Thursday, June 23, 2016

Associated Press

LAS VEGAS

The NHL is making a big bet on Las Vegas.

The league will expand to Las Vegas for the 2017-18 season after awarding its 31st franchise to billionaire businessman Bill Foley on Wednesday. Commissioner Gary Bettman announced the decision after the league’s board of governors met on a 109-degree day and unanimously voted to put an ice hockey team in the Mojave Desert’s gambling mecca.

“We think this is a tremendously exciting opportunity, not just for Las Vegas, but for the league as well,” Bettman said, calling Las Vegas “a vibrant, growing, global destination city.”

Foley will pay $500 million to the NHL’s other owners as an expansion fee. The new team will play in T-Mobile Arena, the $375 million building that opened just off the Las Vegas Strip in April.

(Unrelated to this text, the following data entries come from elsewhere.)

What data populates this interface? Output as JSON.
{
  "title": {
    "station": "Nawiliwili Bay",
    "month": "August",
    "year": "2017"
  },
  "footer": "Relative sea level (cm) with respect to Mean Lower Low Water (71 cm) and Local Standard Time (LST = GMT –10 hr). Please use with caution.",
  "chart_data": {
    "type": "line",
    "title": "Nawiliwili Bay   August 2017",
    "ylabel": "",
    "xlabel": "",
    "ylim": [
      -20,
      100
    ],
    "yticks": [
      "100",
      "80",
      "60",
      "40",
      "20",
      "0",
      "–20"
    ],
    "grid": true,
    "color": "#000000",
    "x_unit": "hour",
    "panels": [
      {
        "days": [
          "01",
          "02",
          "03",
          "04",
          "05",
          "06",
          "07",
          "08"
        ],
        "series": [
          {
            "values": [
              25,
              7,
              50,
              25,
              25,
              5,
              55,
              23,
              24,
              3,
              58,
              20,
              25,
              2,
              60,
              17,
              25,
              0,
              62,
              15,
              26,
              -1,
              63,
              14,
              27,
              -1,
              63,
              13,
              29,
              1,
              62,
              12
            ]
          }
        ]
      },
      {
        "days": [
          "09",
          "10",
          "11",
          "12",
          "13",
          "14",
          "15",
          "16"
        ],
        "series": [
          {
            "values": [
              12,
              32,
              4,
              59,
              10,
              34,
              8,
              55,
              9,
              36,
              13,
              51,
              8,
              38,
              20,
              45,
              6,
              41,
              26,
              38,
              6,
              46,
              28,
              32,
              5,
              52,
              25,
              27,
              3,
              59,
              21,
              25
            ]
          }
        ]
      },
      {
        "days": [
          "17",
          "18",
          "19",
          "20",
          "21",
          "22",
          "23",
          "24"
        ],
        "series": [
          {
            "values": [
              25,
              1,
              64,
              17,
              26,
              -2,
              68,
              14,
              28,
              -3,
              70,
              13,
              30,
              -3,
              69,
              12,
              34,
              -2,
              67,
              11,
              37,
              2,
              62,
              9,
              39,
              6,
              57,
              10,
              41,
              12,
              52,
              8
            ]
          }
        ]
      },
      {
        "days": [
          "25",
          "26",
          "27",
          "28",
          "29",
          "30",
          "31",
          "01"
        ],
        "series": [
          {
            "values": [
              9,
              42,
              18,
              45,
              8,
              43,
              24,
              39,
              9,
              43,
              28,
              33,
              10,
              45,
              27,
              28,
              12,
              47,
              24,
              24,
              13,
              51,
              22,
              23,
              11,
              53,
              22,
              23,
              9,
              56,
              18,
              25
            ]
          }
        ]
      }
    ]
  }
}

Bettman also announced that an expansion bid from Quebec City was “deferred” indefinitely, allowing Las Vegas to enter the league alone in the Pacific Division. The league’s alignment and playoff format won’t change.

With nearly 2.2 million people in the last census, Las Vegas is the largest population center in the U.S. without a team in the major professional sports. Vegas was an economic boomtown in the previous decade, and Foley is betting that its slowed growth hasn’t curbed the city’s appetite for sports and spectacles.

“We want everyone to be a fan,” said Foley, who fell in love with pond hockey while growing up in Canada. “We’re dedicated to it. We’ll leave no stone unturned in our dedication, in our pursuit of hockey for Las Vegas, not just for our team, but for the community.”

The NHL is expanding for the first time since 2000, when Minnesota and Columbus each paid $80 million to join the league.

Bettman said the league made the move largely due to the persistence and strength of the ownership group led by Foley, a financial services tycoon, who has been working on the idea for three years. Foley is joined by minority partners Joe and Gavin Maloof, the former owners of the NBA’s Sacramento Kings.